Like most things in life, we do best learning through experience, and investing is no different. No matter what, you are going to encounter highs and lows as you invest, since that essentially is the true nature of investing. But it is how you deal with these emotions that will make you a successful investor or not. To the best of your ability, never mix investing and emotions.
Emotions when you first learn to invest are intense. You are new to the game and things can feel overwhelming. Well, it doesn’t get any easier. Even as you become an experienced investors and learn how to trade options, it becomes a whole other set of emotions.
The world’s best investors, Warren Buffett, Ray Dallio, Bill Ackman, who have all delt with the emotional roller coaster of investing.
In fact, let’s take Bill Ackman for a second. He was best known for executing one of the best trades last year where he bet $27 million against the market during the COVID crisis, meaning that if the market went down, his investment would go up. Well, the market crashed pretty significantly in March 2020, and his investment of $27 million became $2.6 billion.
This was an incredible trade. No one told him how to prepare for a market crash, he used logic and reasoning to assume that this type of catalyst was going to severely hamper the market.
But it wasn’t too long ago that Ackman had one of the most famous failed trades. In 2012, Ackman bet against a popular health supplement company called Herablife, calling it a Pyramid scheme. The stock actually dropped following his position but soon rebounded to all time highs, costing nearly all of his $1billion dollar trade.
He exited the position 5 years later.
Now, most of you aren’t taking billion-dollar positions against companies after taking this course but the emotions that go with investing are the same amongst major hedge-fund managers and new, individual investors alike.
Look, trying not to be emotional during investing is near impossible.
This is your hard-earned money and is tied to your tireless efforts at work, and often a culmination of self-sacrifice, headaches and stress. So, of course you want it to do well, and have visceral reactions when it doesn’t. And commit now to the idea that there are going to be times when your money doesn’t do well.
It is how we manage these emotions that ultimately prove whether you are going to be a successful investor or not.
And the first thing you have to instill in your investor DNA is this image of the U.S. stock market from the last 50 years.
As you can see there are peaks and valleys, but ultimately the valleys are short-lived and the market’s resilience and growth is unmatched against downturn or correction.
So, while those valleys can feel intense, in the long-run, you are going to be successful, if you can properly manage those emotions.
Sounds simple, but it’s not.
Not too long ago, A recent Nobel-prize study by prominent psychologist, Daniel Kahneman, examined the concept of loss vs. gain and the emotional reactions. The study concluded that the pain of a loss is felt twice as intense as the pleasure from a gain.
In the study, which he called “Loss Aversion” where people are more willing to take a risk or behave dishonestly in order to avoid a loss than to make a gain. It’s a fascinating study which ultimately tells us this principle is engrained in our nature.
For those of you who have already invested and experienced a loss, you are probably nodding your heads.

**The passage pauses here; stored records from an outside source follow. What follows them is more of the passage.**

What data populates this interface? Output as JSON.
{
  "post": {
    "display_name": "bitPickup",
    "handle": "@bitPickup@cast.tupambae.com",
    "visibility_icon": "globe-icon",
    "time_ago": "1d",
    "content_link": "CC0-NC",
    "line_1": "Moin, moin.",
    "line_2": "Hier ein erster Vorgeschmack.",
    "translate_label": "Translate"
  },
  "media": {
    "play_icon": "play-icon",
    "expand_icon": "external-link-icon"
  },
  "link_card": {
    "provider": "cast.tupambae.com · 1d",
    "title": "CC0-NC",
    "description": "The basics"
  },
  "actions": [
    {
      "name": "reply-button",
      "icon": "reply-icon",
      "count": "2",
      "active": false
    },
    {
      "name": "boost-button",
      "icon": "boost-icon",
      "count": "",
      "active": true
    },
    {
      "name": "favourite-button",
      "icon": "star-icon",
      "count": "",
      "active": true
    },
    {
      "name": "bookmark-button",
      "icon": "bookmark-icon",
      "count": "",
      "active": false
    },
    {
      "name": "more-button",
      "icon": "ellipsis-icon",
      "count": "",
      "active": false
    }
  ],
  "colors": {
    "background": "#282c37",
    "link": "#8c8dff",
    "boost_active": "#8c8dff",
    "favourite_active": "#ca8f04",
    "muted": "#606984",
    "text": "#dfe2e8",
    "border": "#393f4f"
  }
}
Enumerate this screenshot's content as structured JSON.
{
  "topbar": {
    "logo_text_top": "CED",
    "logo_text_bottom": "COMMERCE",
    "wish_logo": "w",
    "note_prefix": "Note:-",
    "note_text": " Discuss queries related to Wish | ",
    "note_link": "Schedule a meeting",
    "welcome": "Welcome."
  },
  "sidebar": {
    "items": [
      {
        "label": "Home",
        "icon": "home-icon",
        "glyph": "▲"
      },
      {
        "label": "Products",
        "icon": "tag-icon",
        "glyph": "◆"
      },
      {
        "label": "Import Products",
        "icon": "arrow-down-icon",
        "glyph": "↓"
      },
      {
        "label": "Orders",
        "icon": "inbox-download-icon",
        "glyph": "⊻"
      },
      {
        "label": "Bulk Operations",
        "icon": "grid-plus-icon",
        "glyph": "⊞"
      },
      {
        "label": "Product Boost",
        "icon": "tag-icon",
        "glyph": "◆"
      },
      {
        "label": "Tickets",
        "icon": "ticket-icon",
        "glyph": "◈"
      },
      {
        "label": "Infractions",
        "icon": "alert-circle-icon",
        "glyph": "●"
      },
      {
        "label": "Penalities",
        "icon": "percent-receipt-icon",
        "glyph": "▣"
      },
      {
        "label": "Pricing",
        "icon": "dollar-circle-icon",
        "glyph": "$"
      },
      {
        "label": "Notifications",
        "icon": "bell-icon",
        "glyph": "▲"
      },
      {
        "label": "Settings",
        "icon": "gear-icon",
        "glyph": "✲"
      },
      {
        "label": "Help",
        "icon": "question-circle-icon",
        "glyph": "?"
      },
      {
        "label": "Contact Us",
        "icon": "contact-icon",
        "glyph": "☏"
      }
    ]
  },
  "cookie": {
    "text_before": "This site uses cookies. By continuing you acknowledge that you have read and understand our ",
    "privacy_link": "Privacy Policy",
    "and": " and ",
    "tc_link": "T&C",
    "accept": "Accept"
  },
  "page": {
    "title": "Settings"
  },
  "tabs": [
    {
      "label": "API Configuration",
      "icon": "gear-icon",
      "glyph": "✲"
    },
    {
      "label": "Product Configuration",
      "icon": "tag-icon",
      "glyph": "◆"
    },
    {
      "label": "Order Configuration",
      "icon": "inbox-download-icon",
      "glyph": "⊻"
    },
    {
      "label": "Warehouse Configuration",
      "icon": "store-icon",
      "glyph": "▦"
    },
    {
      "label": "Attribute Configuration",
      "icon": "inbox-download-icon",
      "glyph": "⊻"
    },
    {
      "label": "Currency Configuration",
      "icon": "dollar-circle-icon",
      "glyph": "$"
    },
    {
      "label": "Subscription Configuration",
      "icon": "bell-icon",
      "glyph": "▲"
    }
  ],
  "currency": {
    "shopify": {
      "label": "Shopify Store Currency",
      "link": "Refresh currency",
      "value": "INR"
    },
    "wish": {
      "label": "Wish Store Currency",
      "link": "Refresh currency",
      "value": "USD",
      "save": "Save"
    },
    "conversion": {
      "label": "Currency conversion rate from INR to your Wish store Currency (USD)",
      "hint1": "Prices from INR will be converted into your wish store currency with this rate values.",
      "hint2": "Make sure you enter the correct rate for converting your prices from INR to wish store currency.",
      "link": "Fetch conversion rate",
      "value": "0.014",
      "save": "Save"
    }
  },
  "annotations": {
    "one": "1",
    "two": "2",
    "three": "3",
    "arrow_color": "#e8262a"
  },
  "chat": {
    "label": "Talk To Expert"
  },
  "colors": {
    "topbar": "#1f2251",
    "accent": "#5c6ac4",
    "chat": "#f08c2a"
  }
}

It’s true – When we invest successfully, we feel great. We can glance at our portfolio and see that it is up 1% today, feel good for a moment, and then we move on. However, when the market enters a downturn or even a slight correction and we see that our portfolio is down, that feeling looms over you and doesn’t go away until we see a swing back into positive territory.
If you let emotions drive your decision making, you could end up with a pretty miserable, overall performance. Because, what is the initial reaction we all have when something bad happens? To get away from it as quick as possible, which is why so many new investors fall into the trap of selling at the bottom.
Let’s take a quick look at an example.
I’m taking you back to early 2000’s with a little upstart company called Amazon.
Let’s look at Amazon’s growth over the past couple of decades. One of the most incredible stories of all time.
But let’s focus in on the late 90’s where I circled below
Now, let’s say you purchased $5000 of Amazon Stock right here:
That would be pretty outstanding. You would have purchased 58 shares of Amazon at $87 dollars.
The problem is that everyone was buying Amazon at $87 dollars at the time. In fact, everyone was buying everything that had anything to do with the internet at the time. And this led to what is known as a bubble, more specifically the dot-com bubble.
Buying pressure increased so much at this time due to the excessive speculation and fever surrounding the emergence of internet related companies.
So, if you look at what happened to Amazon, along with many other tech companies, it lost all of its gains and dropped to lows of around $6 per share in late 2001.
This would be devastating as an investor, your $5000 investment would now be worth $348 dollars. Rough.
Many new investors (and there were a lot of them at this time, would have gotten out way before it hit its low around $6. The problem is that many investors let their emotions make their decision for them.
If their temperament was steady and they said, well, I’m just going to ride this out because bubbles burst but the market is resilient, that $5,000 investment would be worth nearly $200,000 today.
Unfortunately, almost every investor goes through an experience like this.
It’s important to know that you are going to encounter a lot of emotions in investing, but staying true to your risk profile, and always investing with your financial goals in mind, will allow you to create the foundation of a successful investor.